Russia is pushing ahead with strategies to make Ukraine less crucial in its bid to dominate Europe’s natural gas market.

Russia’s state-owned gas company Gazprom said on Tuesday that it was moving forward with building the South Stream natural gas pipeline which would get fuel to central and southern Europe without passing through Ukraine.

“South Stream is confidently moving ahead,” Gazprom said in a statement. “Agreements on the laying of the first leg of the pipeline will be signed before the end of March, as well as agreements on the supplies of pipelines for the second leg.”

Currently, about two-thirds of Russia’s gas exports to Europe travel through Ukraine, making the country a key area for Putin’s government to control. The sharp political divide in the country between the pro-European Union and pro-Russian segments of the country sparked worries that gas supplies could be imperiled.

Ukraine owes Gazprom about $1.5 billion in unpaid fuel bills, number made lower by Russian gas subsidies to the country. The Obama administration recently gave Ukraine $1 billion in energy aid (which will pay a substantial portion of the bill), but Europeans are worried that Putin could shut off gas supplies to the country, which could potentially affect the rest of the continent.

Ukraine’s political crisis has showed Europe just how reliant they are on costly Russian natural gas and sparked calls for the U.S. to quickly approve liquefied natural gas export terminals to the EU.

Reuters reports that EU negotiators are pressing the U.S. to include the allowance of natural gas exports to Europe in the pending free trade deal between the two powers. The original treaty did not include energy issues, but the EU is pressing D.C. to consider gas exports in the wake of Russia’s energy dominance.

Adding to EU worries are the prospects of Crimea voting to leave Ukraine and become Russian, taking its valuable offshore oil and natural gas deposits with it and delivering them to Putin’s Gazprom.

Before Ukraine’s government was overthrown, oil and gas companies like Exxon Mobil and Royal Dutch Shell were on the verge of signing a deal with former President Viktor Yanukovych to develop the offshore deposits.

Oil companies were willing to spend $735 million to drill two wells off the Crimean coast but now the projects are in a “legal limbo” reports Bloomberg.
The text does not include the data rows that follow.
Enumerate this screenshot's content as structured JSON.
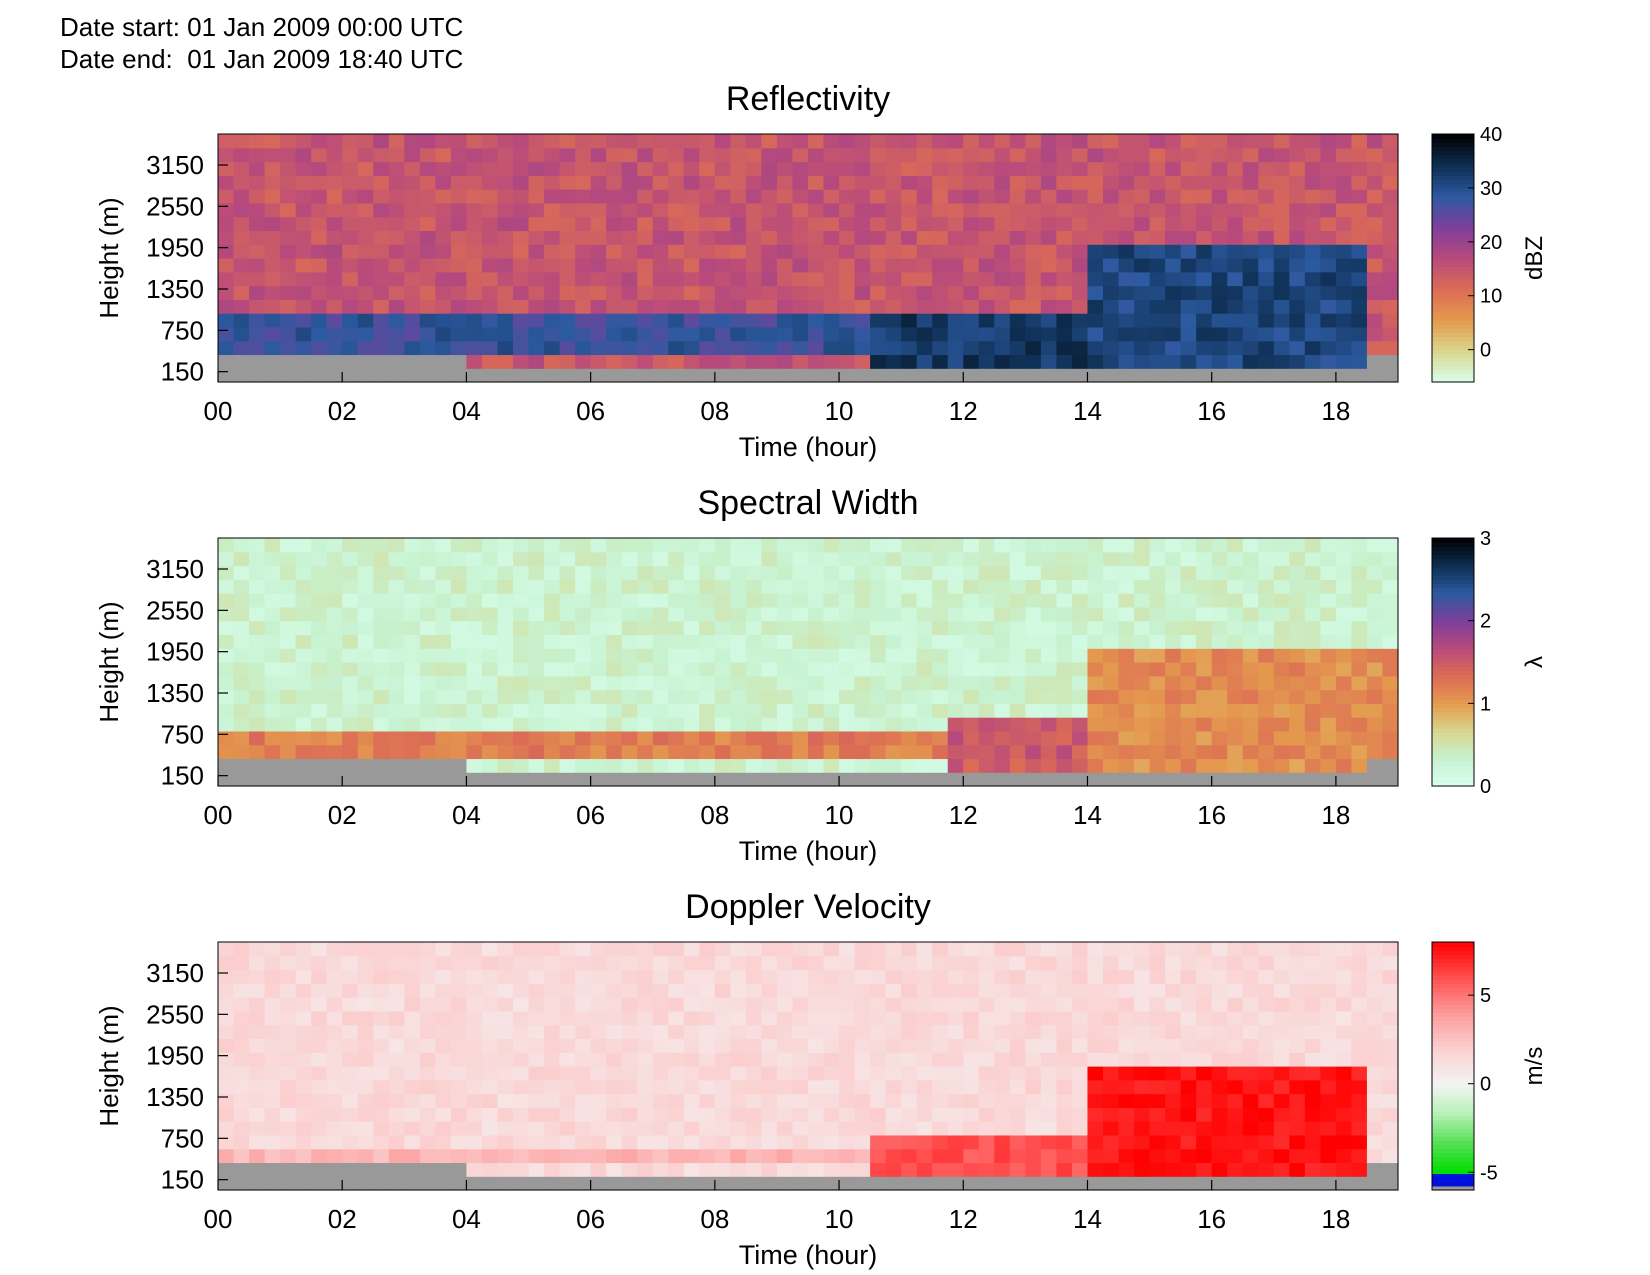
{
  "header": {
    "date_start": "Date start: 01 Jan 2009 00:00 UTC",
    "date_end": "Date end:  01 Jan 2009 18:40 UTC"
  },
  "colors": {
    "no_data": "#999999",
    "refl_scale": [
      "#d9ffee",
      "#d9d78e",
      "#e49a4e",
      "#dc6c55",
      "#b84a7c",
      "#7d3f9b",
      "#2c5aa0",
      "#0e2e52",
      "#000000"
    ],
    "sw_scale": [
      "#d9ffee",
      "#c7f2d0",
      "#d9d78e",
      "#e49a4e",
      "#dc6c55",
      "#b84a7c",
      "#7d3f9b",
      "#2c5aa0",
      "#0e2e52",
      "#000000"
    ],
    "vel_scale_pos": [
      "#f4f4f4",
      "#fbd0d0",
      "#fd9a9a",
      "#ff5050",
      "#ff0000"
    ],
    "vel_scale_neg": [
      "#f4f4f4",
      "#b8f0b8",
      "#55e055",
      "#00dd00"
    ]
  },
  "chart_data": [
    {
      "type": "heatmap",
      "title": "Reflectivity",
      "xlabel": "Time (hour)",
      "ylabel": "Height (m)",
      "xlim": [
        0,
        19
      ],
      "ylim": [
        0,
        3600
      ],
      "x_ticks": [
        "00",
        "02",
        "04",
        "06",
        "08",
        "10",
        "12",
        "14",
        "16",
        "18"
      ],
      "x_tick_values": [
        0,
        2,
        4,
        6,
        8,
        10,
        12,
        14,
        16,
        18
      ],
      "y_ticks": [
        "150",
        "750",
        "1350",
        "1950",
        "2550",
        "3150"
      ],
      "y_tick_values": [
        150,
        750,
        1350,
        1950,
        2550,
        3150
      ],
      "colorbar": {
        "label": "dBZ",
        "ticks": [
          "0",
          "10",
          "20",
          "30",
          "40"
        ],
        "tick_values": [
          0,
          10,
          20,
          30,
          40
        ],
        "range": [
          -6,
          40
        ]
      },
      "no_data_below_m": [
        300,
        450
      ],
      "layers": [
        {
          "from_h": 0,
          "to_h": 10.5,
          "bottom_m": 450,
          "top_m": 900,
          "value": 28
        },
        {
          "from_h": 10.5,
          "to_h": 14,
          "bottom_m": 300,
          "top_m": 1000,
          "value": 33
        },
        {
          "from_h": 14,
          "to_h": 18.3,
          "bottom_m": 300,
          "top_m": 2000,
          "value": 31
        }
      ],
      "background_value": 15
    },
    {
      "type": "heatmap",
      "title": "Spectral Width",
      "xlabel": "Time (hour)",
      "ylabel": "Height (m)",
      "xlim": [
        0,
        19
      ],
      "ylim": [
        0,
        3600
      ],
      "x_ticks": [
        "00",
        "02",
        "04",
        "06",
        "08",
        "10",
        "12",
        "14",
        "16",
        "18"
      ],
      "x_tick_values": [
        0,
        2,
        4,
        6,
        8,
        10,
        12,
        14,
        16,
        18
      ],
      "y_ticks": [
        "150",
        "750",
        "1350",
        "1950",
        "2550",
        "3150"
      ],
      "y_tick_values": [
        150,
        750,
        1350,
        1950,
        2550,
        3150
      ],
      "colorbar": {
        "label": "λ",
        "ticks": [
          "0",
          "1",
          "2",
          "3"
        ],
        "tick_values": [
          0,
          1,
          2,
          3
        ],
        "range": [
          0,
          3
        ]
      },
      "no_data_below_m": [
        300,
        450
      ],
      "layers": [
        {
          "from_h": 0,
          "to_h": 11.7,
          "bottom_m": 450,
          "top_m": 800,
          "value": 1.2
        },
        {
          "from_h": 11.7,
          "to_h": 14,
          "bottom_m": 300,
          "top_m": 1000,
          "value": 1.5
        },
        {
          "from_h": 14,
          "to_h": 19,
          "bottom_m": 300,
          "top_m": 2000,
          "value": 1.1
        }
      ],
      "background_value": 0.3
    },
    {
      "type": "heatmap",
      "title": "Doppler Velocity",
      "xlabel": "Time (hour)",
      "ylabel": "Height (m)",
      "xlim": [
        0,
        19
      ],
      "ylim": [
        0,
        3600
      ],
      "x_ticks": [
        "00",
        "02",
        "04",
        "06",
        "08",
        "10",
        "12",
        "14",
        "16",
        "18"
      ],
      "x_tick_values": [
        0,
        2,
        4,
        6,
        8,
        10,
        12,
        14,
        16,
        18
      ],
      "y_ticks": [
        "150",
        "750",
        "1350",
        "1950",
        "2550",
        "3150"
      ],
      "y_tick_values": [
        150,
        750,
        1350,
        1950,
        2550,
        3150
      ],
      "colorbar": {
        "label": "m/s",
        "ticks": [
          "-5",
          "0",
          "5"
        ],
        "tick_values": [
          -5,
          0,
          5
        ],
        "range": [
          -6,
          8
        ]
      },
      "no_data_below_m": [
        300,
        450
      ],
      "layers": [
        {
          "from_h": 0,
          "to_h": 10.5,
          "bottom_m": 450,
          "top_m": 600,
          "value": 3
        },
        {
          "from_h": 10.5,
          "to_h": 14,
          "bottom_m": 300,
          "top_m": 700,
          "value": 6
        },
        {
          "from_h": 14,
          "to_h": 18.3,
          "bottom_m": 300,
          "top_m": 1800,
          "value": 7.5
        }
      ],
      "background_value": 1.5
    }
  ]
}
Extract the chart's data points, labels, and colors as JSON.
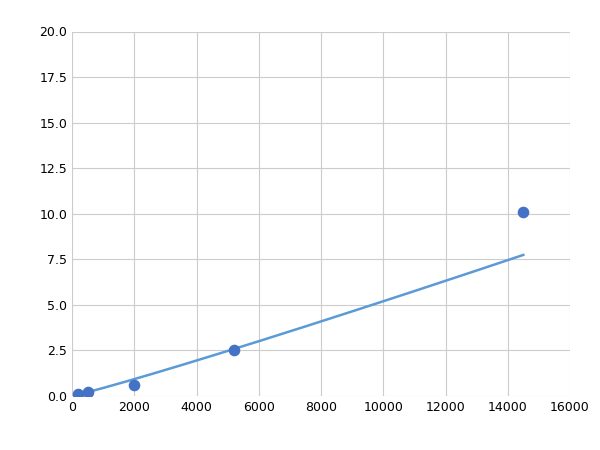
{
  "x_points": [
    200,
    500,
    2000,
    5200,
    14500
  ],
  "y_points": [
    0.1,
    0.2,
    0.6,
    2.5,
    10.1
  ],
  "line_color": "#5b9bd5",
  "marker_color": "#4472c4",
  "marker_size": 6,
  "line_width": 1.8,
  "xlim": [
    0,
    16000
  ],
  "ylim": [
    0,
    20.0
  ],
  "xticks": [
    0,
    2000,
    4000,
    6000,
    8000,
    10000,
    12000,
    14000,
    16000
  ],
  "yticks": [
    0.0,
    2.5,
    5.0,
    7.5,
    10.0,
    12.5,
    15.0,
    17.5,
    20.0
  ],
  "grid_color": "#cccccc",
  "background_color": "#ffffff",
  "fig_width": 6.0,
  "fig_height": 4.5,
  "dpi": 100
}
If Crimeans vote on March 16 to secede from Ukraine and join Russia, Kiev “may soon no longer have jurisdiction over the region.” Those offshore oil and gas deposits may become the property of Russia and give Gazprom a new supply source.

Julian Lee, an analyst at the Center for the UK’s Global Energy Studies told Bloomberg that “the most interesting exploration areas are all effectively [under] Crimean waters” and that losing these waters “would be a significant loss for Ukraine.”